The radioactive particles also combine with lead (which was used in 1986 to put out
the fire and was then absorbed into the ground) to cause mental retardation and stomach
ailments. We are heading towards a national disaster.
What does your country need most?
Two million people, a quarter of them children, are living in contaminated areas.
We have to set up mobile units to monitor these people and what they eat. My institute
doesn’t have many resources, so can only do very little monitoring. It’s also threatened
with closure because the government doesn’t want the “disturbing” news to spread.
The contaminated children need to be sent for a month’s stay in clean areas at least
twice a year and be given pectin-based pills, which are effective, very cheap and
made in Ukraine, though not here. We have to set up centres for young mothers in
areas where they can eat uncontaminated food while pregnant and breast-feeding.
Why hasn’t your government raised the alarm about all this?
Belarus is facing alone a disaster it’s not responsible for. Neither Russia nor
Ukraine, where Chernobyl is located, has helped us. Our national budget only allows
a small amount of money to be spent on the victims and our government officials believe
they know best. But they haven’t properly evaluated the situation. They’ve lied to
tens of thousands of Russians who have come from “hot spots” or crisis areas in the
former Soviet Union to live in the contaminated region.1 They’re still lying to their own people.

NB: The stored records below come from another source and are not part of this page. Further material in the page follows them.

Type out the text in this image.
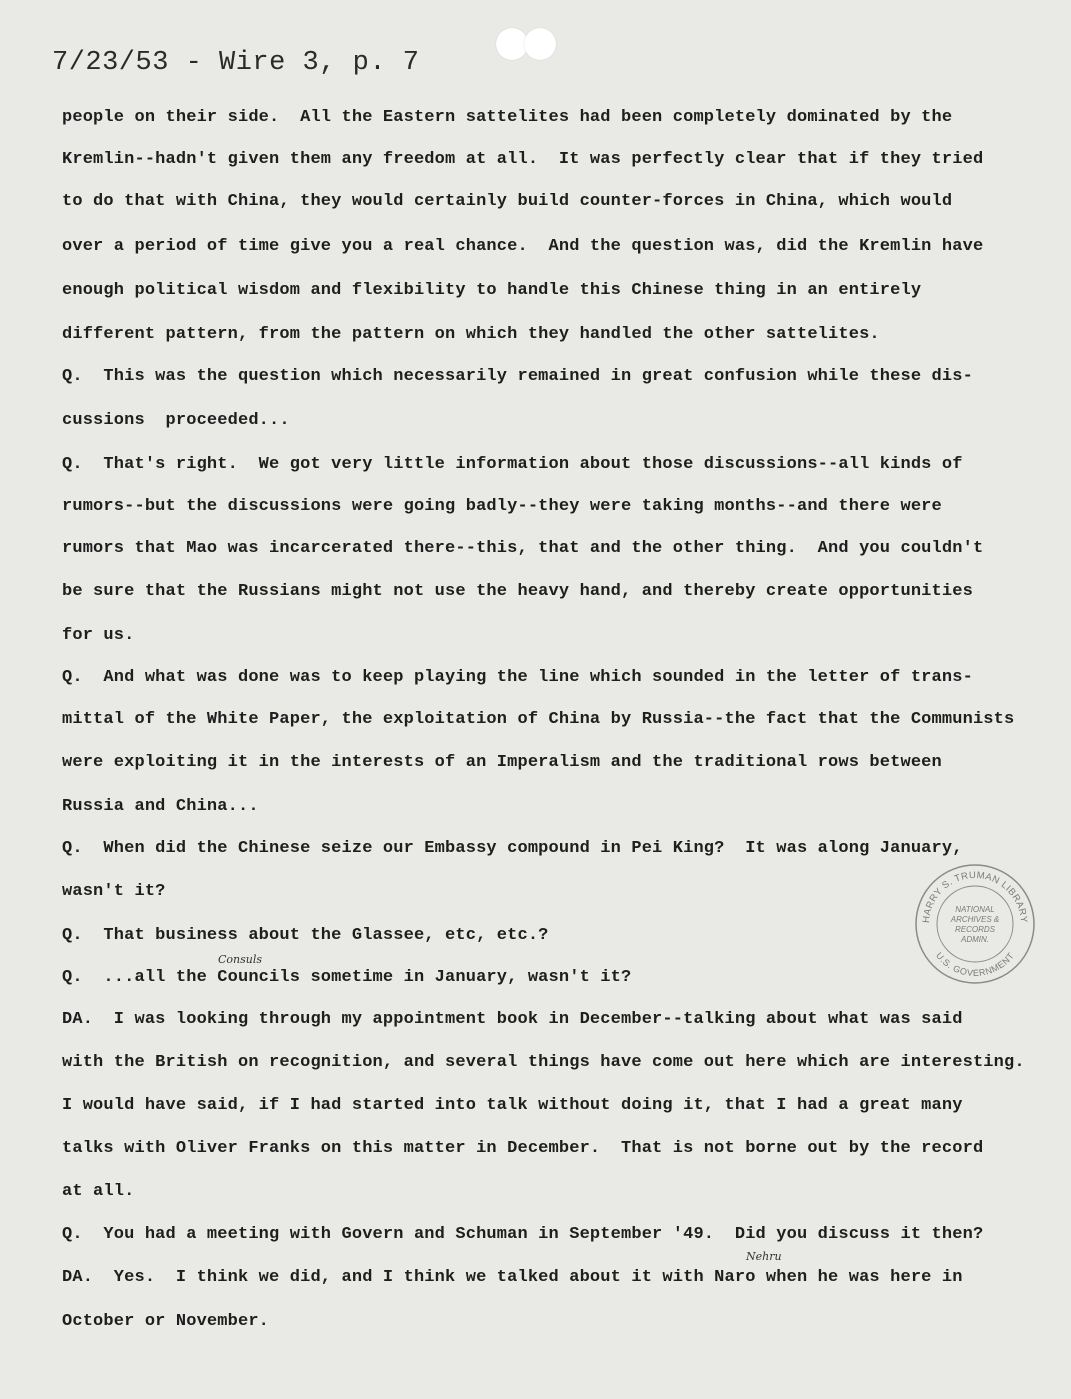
7/23/53 - Wire 3, p. 7
people on their side.  All the Eastern sattelites had been completely dominated by the
Kremlin--hadn't given them any freedom at all.  It was perfectly clear that if they tried
to do that with China, they would certainly build counter-forces in China, which would
over a period of time give you a real chance.  And the question was, did the Kremlin have
enough political wisdom and flexibility to handle this Chinese thing in an entirely
different pattern, from the pattern on which they handled the other sattelites.
Q.  This was the question which necessarily remained in great confusion while these dis-
cussions  proceeded...
Q.  That's right.  We got very little information about those discussions--all kinds of
rumors--but the discussions were going badly--they were taking months--and there were
rumors that Mao was incarcerated there--this, that and the other thing.  And you couldn't
be sure that the Russians might not use the heavy hand, and thereby create opportunities
for us.
Q.  And what was done was to keep playing the line which sounded in the letter of trans-
mittal of the White Paper, the exploitation of China by Russia--the fact that the Communists
were exploiting it in the interests of an Imperalism and the traditional rows between
Russia and China...
Q.  When did the Chinese seize our Embassy compound in Pei King?  It was along January,
wasn't it?
Q.  That business about the Glassee, etc, etc.?
Q.  ...all the Councils sometime in January, wasn't it?
DA.  I was looking through my appointment book in December--talking about what was said
with the British on recognition, and several things have come out here which are interesting.
I would have said, if I had started into talk without doing it, that I had a great many
talks with Oliver Franks on this matter in December.  That is not borne out by the record
at all.
Q.  You had a meeting with Govern and Schuman in September '49.  Did you discuss it then?
DA.  Yes.  I think we did, and I think we talked about it with Naro when he was here in
October or November.
Consuls
Nehru
HARRY S. TRUMAN LIBRARY
U.S. GOVERNMENT
NATIONAL
ARCHIVES &
RECORDS
ADMIN.
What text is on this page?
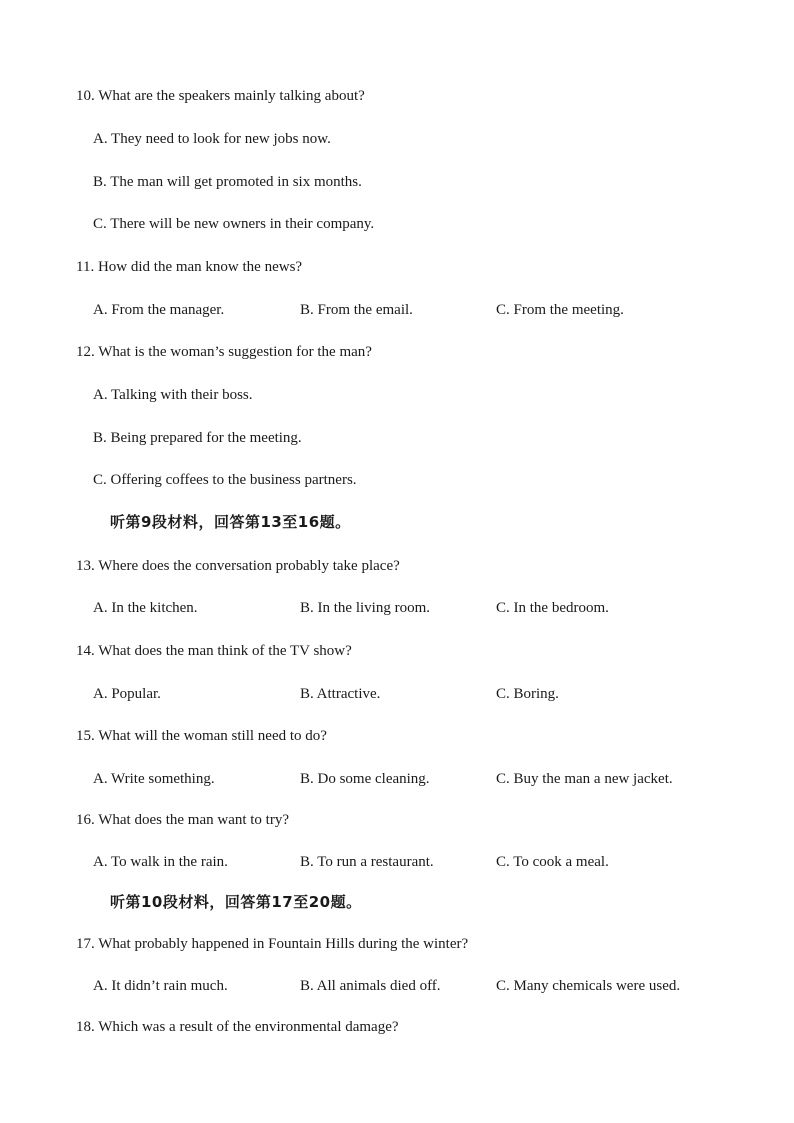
10. What are the speakers mainly talking about?
A. They need to look for new jobs now.
B. The man will get promoted in six months.
C. There will be new owners in their company.
11. How did the man know the news?
A. From the manager.	B. From the email.	C. From the meeting.
12. What is the woman’s suggestion for the man?
A. Talking with their boss.
B. Being prepared for the meeting.
C. Offering coffees to the business partners.
听第9段材料，回答第13至16题。
13. Where does the conversation probably take place?
A. In the kitchen.	B. In the living room.	C. In the bedroom.
14. What does the man think of the TV show?
A. Popular.	B. Attractive.	C. Boring.
15. What will the woman still need to do?
A. Write something.	B. Do some cleaning.	C. Buy the man a new jacket.
16. What does the man want to try?
A. To walk in the rain.	B. To run a restaurant.	C. To cook a meal.
听第10段材料，回答第17至20题。
17. What probably happened in Fountain Hills during the winter?
A. It didn’t rain much.	B. All animals died off.	C. Many chemicals were used.
18. Which was a result of the environmental damage?
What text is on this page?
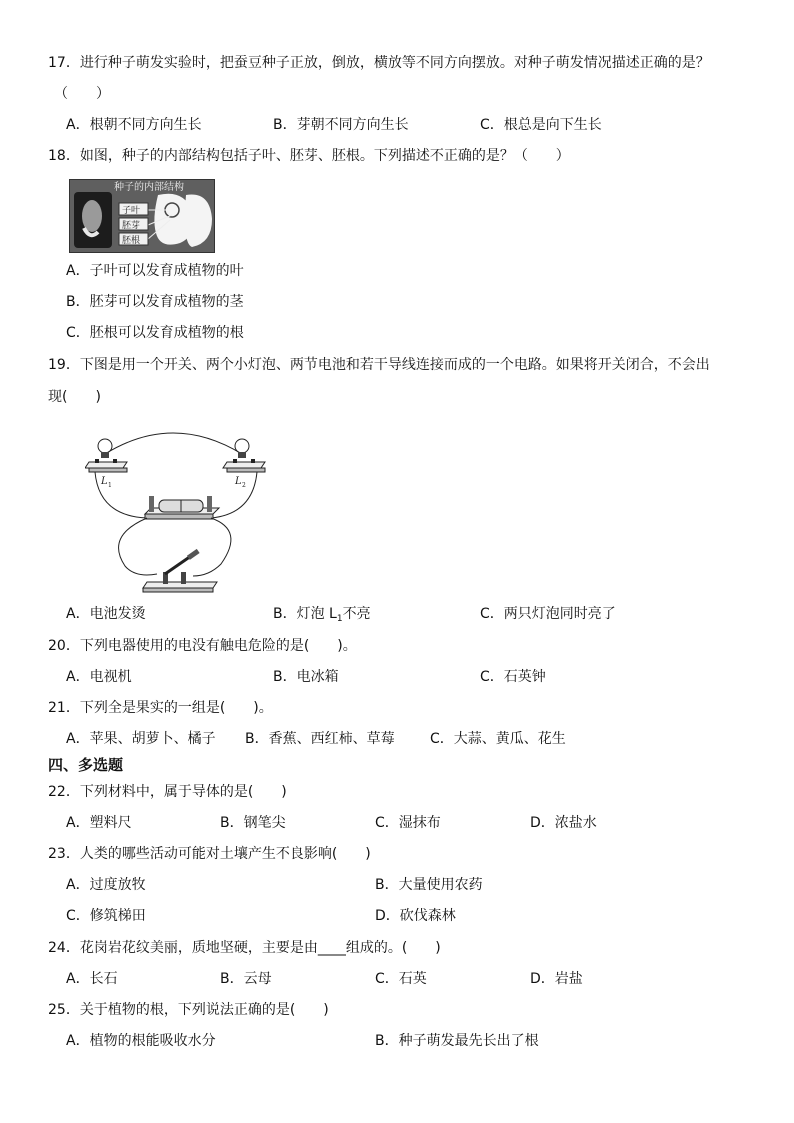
17．进行种子萌发实验时，把蚕豆种子正放，倒放，横放等不同方向摆放。对种子萌发情况描述正确的是？
（　　）
A．根朝不同方向生长	B．芽朝不同方向生长	C．根总是向下生长
18．如图，种子的内部结构包括子叶、胚芽、胚根。下列描述不正确的是？（　　）
种子的内部结构
子叶
胚芽
胚根
A．子叶可以发育成植物的叶
B．胚芽可以发育成植物的茎
C．胚根可以发育成植物的根
19．下图是用一个开关、两个小灯泡、两节电池和若干导线连接而成的一个电路。如果将开关闭合，不会出
现(　　)
L 1	L 2
A．电池发烫	B．灯泡 $L_1$不亮	C．两只灯泡同时亮了
20．下列电器使用的电没有触电危险的是(　　)。
A．电视机	B．电冰箱	C．石英钟
21．下列全是果实的一组是(　　)。
A．苹果、胡萝卜、橘子 B．香蕉、西红柿、草莓	C．大蒜、黄瓜、花生
四、多选题
22．下列材料中，属于导体的是(　　)
A．塑料尺	B．钢笔尖	C．湿抹布	D．浓盐水
23．人类的哪些活动可能对土壤产生不良影响(　　)
A．过度放牧	B．大量使用农药
C．修筑梯田	D．砍伐森林
24．花岗岩花纹美丽，质地坚硬，主要是由____组成的。(　　)
A．长石	B．云母	C．石英	D．岩盐
25．关于植物的根，下列说法正确的是(　　)
A．植物的根能吸收水分	B．种子萌发最先长出了根
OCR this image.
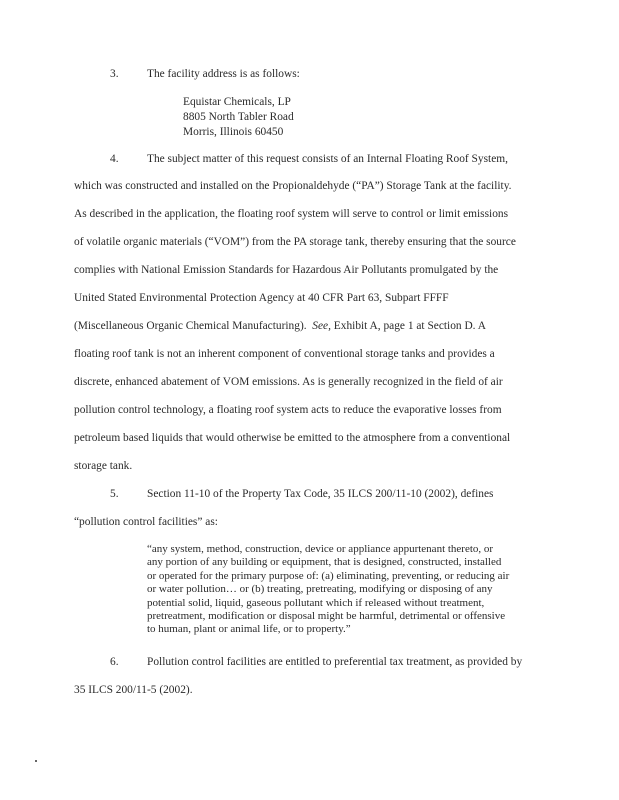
3. The facility address is as follows:
Equistar Chemicals, LP
8805 North Tabler Road
Morris, Illinois 60450
4. The subject matter of this request consists of an Internal Floating Roof System,
which was constructed and installed on the Propionaldehyde (“PA”) Storage Tank at the facility.
As described in the application, the floating roof system will serve to control or limit emissions
of volatile organic materials (“VOM”) from the PA storage tank, thereby ensuring that the source
complies with National Emission Standards for Hazardous Air Pollutants promulgated by the
United Stated Environmental Protection Agency at 40 CFR Part 63, Subpart FFFF
(Miscellaneous Organic Chemical Manufacturing). See, Exhibit A, page 1 at Section D. A
floating roof tank is not an inherent component of conventional storage tanks and provides a
discrete, enhanced abatement of VOM emissions. As is generally recognized in the field of air
pollution control technology, a floating roof system acts to reduce the evaporative losses from
petroleum based liquids that would otherwise be emitted to the atmosphere from a conventional
storage tank.
5. Section 11-10 of the Property Tax Code, 35 ILCS 200/11-10 (2002), defines
“pollution control facilities” as:
“any system, method, construction, device or appliance appurtenant thereto, or
any portion of any building or equipment, that is designed, constructed, installed
or operated for the primary purpose of: (a) eliminating, preventing, or reducing air
or water pollution… or (b) treating, pretreating, modifying or disposing of any
potential solid, liquid, gaseous pollutant which if released without treatment,
pretreatment, modification or disposal might be harmful, detrimental or offensive
to human, plant or animal life, or to property.”
6. Pollution control facilities are entitled to preferential tax treatment, as provided by
35 ILCS 200/11-5 (2002).
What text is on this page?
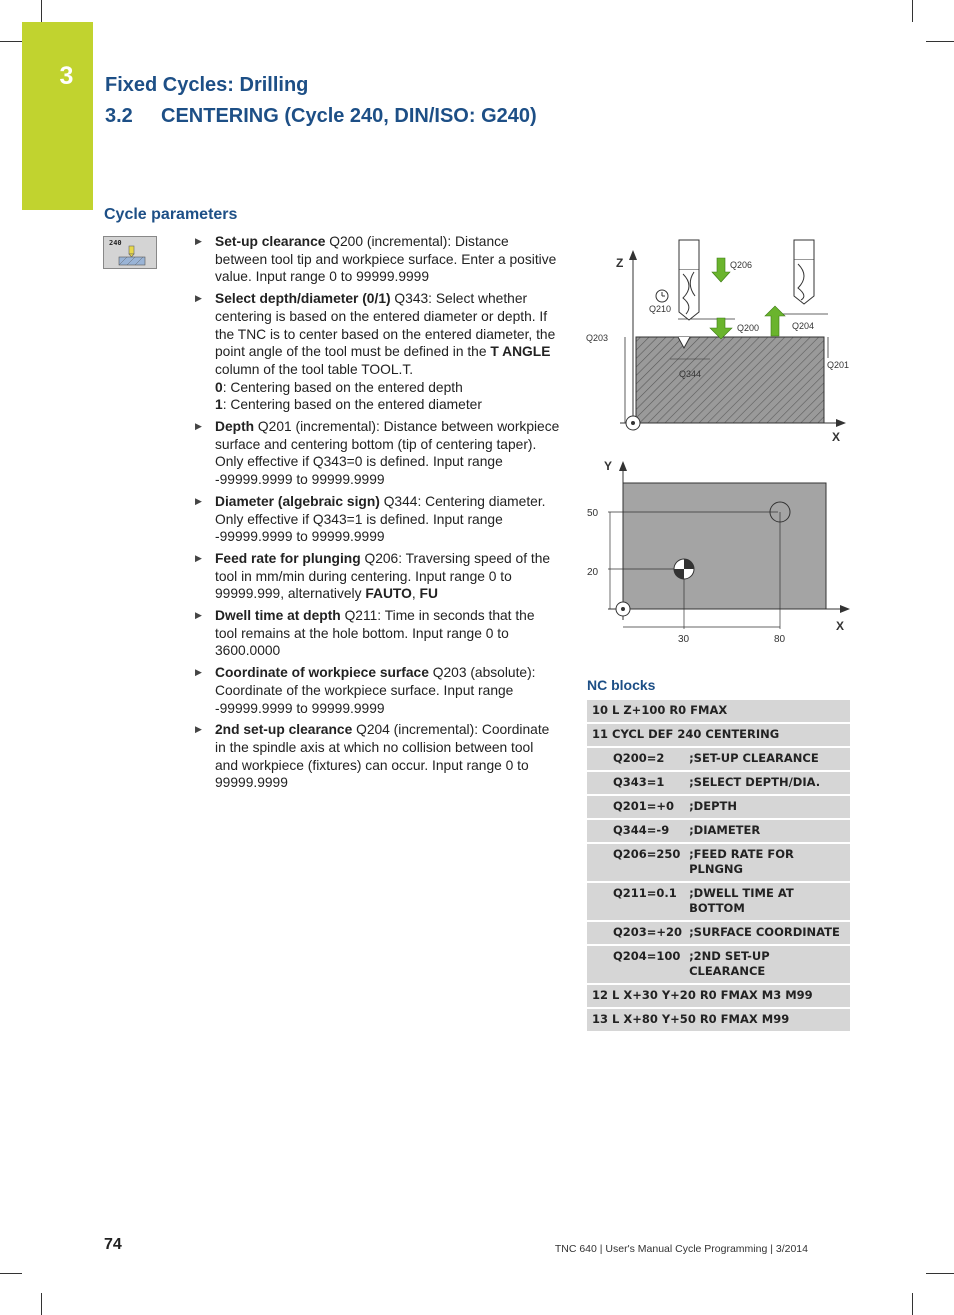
3	Fixed Cycles: Drilling
3.2 CENTERING (Cycle 240, DIN/ISO: G240)
Cycle parameters
240	▶ Set-up clearance Q200 (incremental): Distance between tool tip and workpiece surface. Enter a positive value. Input range 0 to 99999.9999
▶ Select depth/diameter (0/1) Q343: Select whether centering is based on the entered diameter or depth. If the TNC is to center based on the entered diameter, the point angle of the tool must be defined in the T ANGLE column of the tool table TOOL.T.
0: Centering based on the entered depth
1: Centering based on the entered diameter
▶ Depth Q201 (incremental): Distance between workpiece surface and centering bottom (tip of centering taper). Only effective if Q343=0 is defined. Input range -99999.9999 to 99999.9999
▶ Diameter (algebraic sign) Q344: Centering diameter. Only effective if Q343=1 is defined. Input range -99999.9999 to 99999.9999
▶ Feed rate for plunging Q206: Traversing speed of the tool in mm/min during centering. Input range 0 to 99999.999, alternatively FAUTO, FU
▶ Dwell time at depth Q211: Time in seconds that the tool remains at the hole bottom. Input range 0 to 3600.0000
▶ Coordinate of workpiece surface Q203 (absolute): Coordinate of the workpiece surface. Input range -99999.9999 to 99999.9999
▶ 2nd set-up clearance Q204 (incremental): Coordinate in the spindle axis at which no collision between tool and workpiece (fixtures) can occur. Input range 0 to 99999.9999
Z
X
Q206
Q210
Q200	Q204
Q203
Q201
Q344
Y
X
50
20
30	80
NC blocks
10 L Z+100 R0 FMAX	
11 CYCL DEF 240 CENTERING	
Q200=2	;SET-UP CLEARANCE
Q343=1	;SELECT DEPTH/DIA.
Q201=+0	;DEPTH
Q344=-9	;DIAMETER
Q206=250	;FEED RATE FOR PLNGNG
Q211=0.1	;DWELL TIME AT BOTTOM
Q203=+20	;SURFACE COORDINATE
Q204=100	;2ND SET-UP CLEARANCE
12 L X+30 Y+20 R0 FMAX M3 M99	
13 L X+80 Y+50 R0 FMAX M99	
74	TNC 640 | User's Manual Cycle Programming | 3/2014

They have a head-in-the-sand attitude. Only massive international aid and strong
logistical support by the government will ensure the survival of my people in the
long run.
1 After the collapse of the Soviet
Union, 25 million Russians found themselves living outside the new borders of Russia,
mainly in Central Asia and the Caucasus where there was and still is war. The Belarusian
government encouraged them to settle in the contaminated areas by giving them housing,
jobs and resident status.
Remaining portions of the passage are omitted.